Mais, sachez également, que le système international est pervers et qu’il est facile de mettre un pays en difficultés, par des embargos déguisés et autres manipulations des cours sur les places financières. Sans oublier le poids de la dette qui a plombé des pays pour une longue durée. L’Equateur par exemple accorde 51% de son budget à la dette, certainement contractée par le biais de la menace d’un « tueur à gages économique ». Ce n’est pas un hasard si le Vénézuela a été frappé par la crise ces derniers temps : la trahison de l’Arabie Saoudite, la guerre en Lybie, la partition du Soudan au prétexte qu’on y apportait la démocratie, made by Uncle Sam, le même discours tenu par W. Bush au moment de l’invasion de l’Irak ; tous membres de l’OPEP ont enrayé l’organisme et faussé le marché. Par ricochet, le Vénézuela en est sorti affaibli. C’était le but recherché. L’autre pays affaibli, l’Iran est sous embargo et sanctions Onusiennes pour son programme nucléaire qui empêche Israel, pays détenteur de la bombe atomique, de respirer. Alors, le monde entier se dévoue pour la cause.

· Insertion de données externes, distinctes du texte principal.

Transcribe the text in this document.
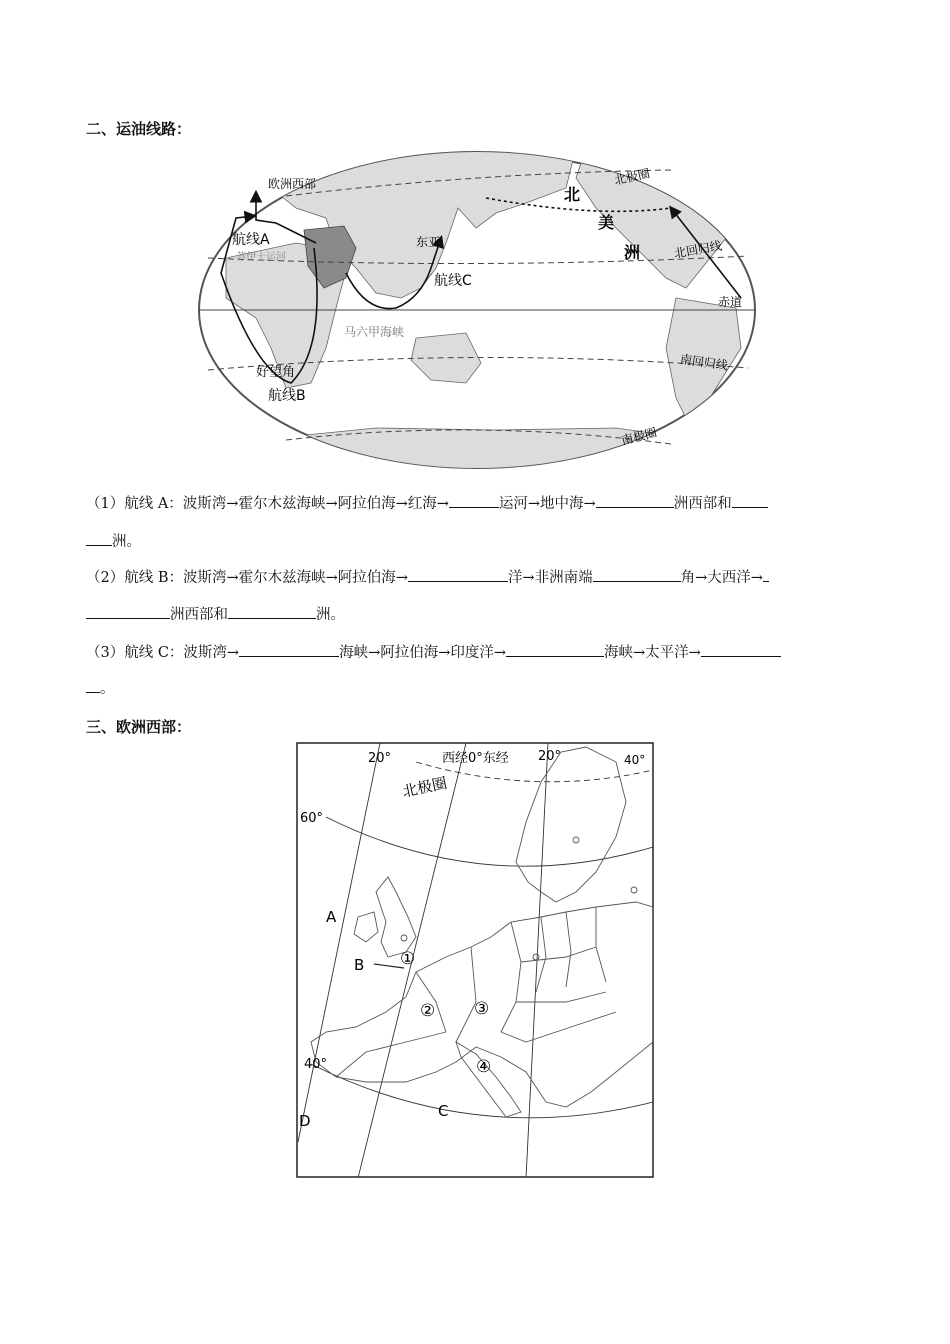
二、运油线路：
欧洲西部
航线A
苏伊士运河
东亚
航线C
马六甲海峡
好望角
航线B
北
美
洲
北极圈
北回归线
赤道
南回归线
南极圈
（1）航线 A：波斯湾→霍尔木兹海峡→阿拉伯海→红海→	运河→地中海→	洲西部和
洲。
（2）航线 B：波斯湾→霍尔木兹海峡→阿拉伯海→	洋→非洲南端	角→大西洋→
洲西部和	洲。
（3）航线 C：波斯湾→	海峡→阿拉伯海→印度洋→	海峡→太平洋→
。
三、欧洲西部：
20°	西经0°东经 20°	40°
北极圈
60°
40°
A
B
C
D
①
② ③
④
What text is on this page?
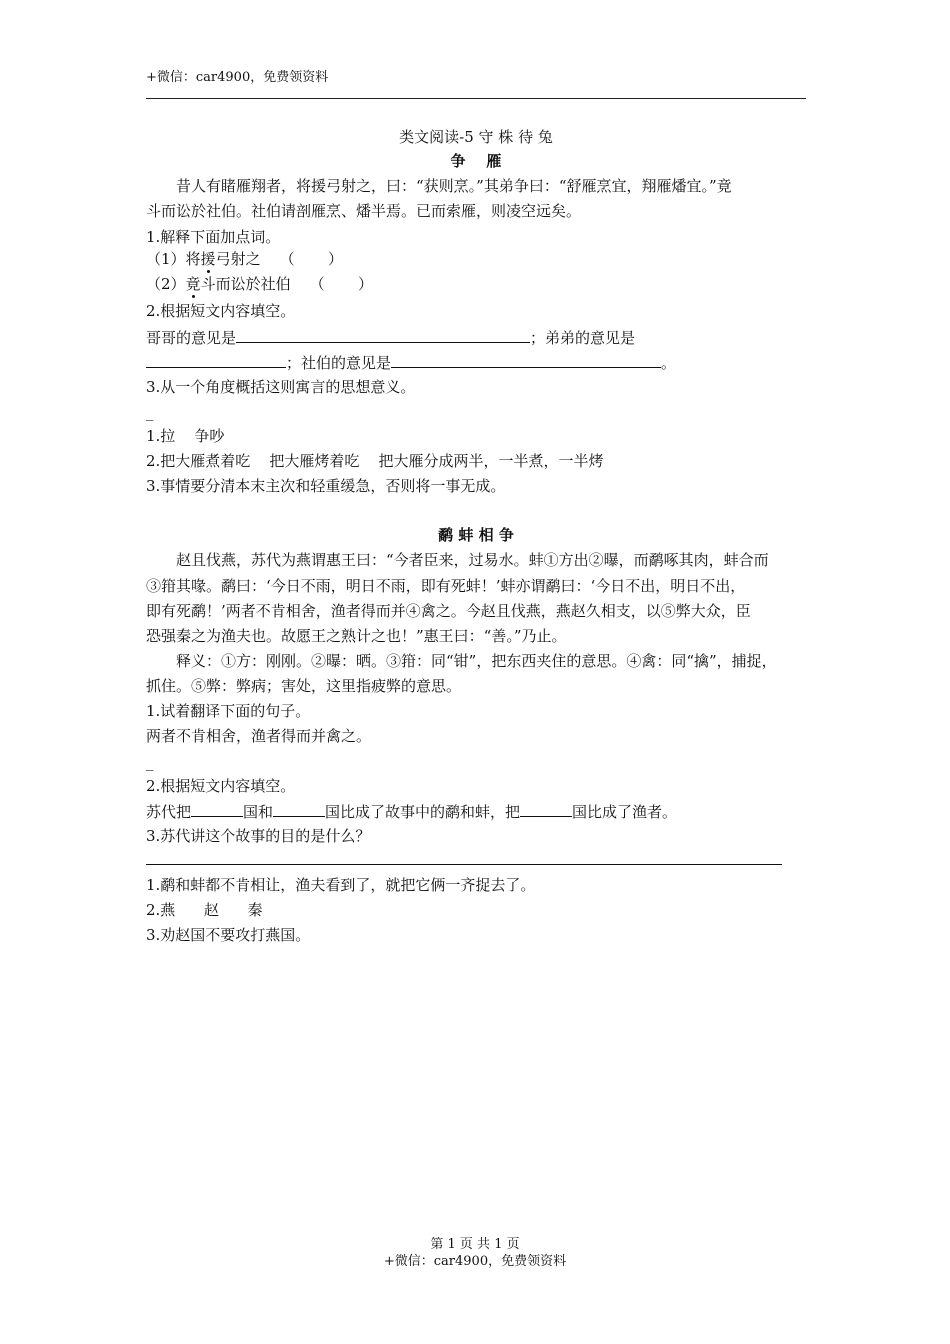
+微信：car4900，免费领资料
类文阅读-5 守 株 待 兔
争    雁
昔人有睹雁翔者，将援弓射之，曰：“获则烹。”其弟争曰：“舒雁烹宜，翔雁燔宜。”竟
斗而讼於社伯。社伯请剖雁烹、燔半焉。已而索雁，则凌空远矣。
1.解释下面加点词。
（1）将援弓射之    （       ）
（2）竟斗而讼於社伯    （       ）
2.根据短文内容填空。
哥哥的意见是	；弟弟的意见是
；社伯的意见是	。
3.从一个角度概括这则寓言的思想意义。
_
1.拉    争吵
2.把大雁煮着吃    把大雁烤着吃    把大雁分成两半，一半煮，一半烤
3.事情要分清本末主次和轻重缓急，否则将一事无成。
鹬 蚌 相 争
赵且伐燕，苏代为燕谓惠王曰：“今者臣来，过易水。蚌①方出②曝，而鹬啄其肉，蚌合而
③箝其喙。鹬曰：‘今日不雨，明日不雨，即有死蚌！’蚌亦谓鹬曰：‘今日不出，明日不出，
即有死鹬！’两者不肯相舍，渔者得而并④禽之。今赵且伐燕，燕赵久相支，以⑤弊大众，臣
恐强秦之为渔夫也。故愿王之熟计之也！”惠王曰：“善。”乃止。
释义：①方：刚刚。②曝：晒。③箝：同“钳”，把东西夹住的意思。④禽：同“擒”，捕捉，
抓住。⑤弊：弊病；害处，这里指疲弊的意思。
1.试着翻译下面的句子。
两者不肯相舍，渔者得而并禽之。
_
2.根据短文内容填空。
苏代把	国和	国比成了故事中的鹬和蚌，把	国比成了渔者。
3.苏代讲这个故事的目的是什么？
1.鹬和蚌都不肯相让，渔夫看到了，就把它俩一齐捉去了。
2.燕      赵      秦
3.劝赵国不要攻打燕国。
第 1 页 共 1 页
+微信：car4900，免费领资料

C’était le but recherché par les puissances occidentales du Mal. Et dire que le même G. Bush parlait de l’axe du Mal et on avait gobé cela. En fait, c’était une image inversée. Arte a annoncé la diffusion d’un documentaire où d’anciens agents des services secrets d’Israel se confessent et disent que l’Etat d’Israel est devenu l’égal de l’Etat Nazi. C’est dire !

Viva Chavez et ceux qui suivront ses traces ! Des dictateurs comme Chavez, on en redemande (Lurel).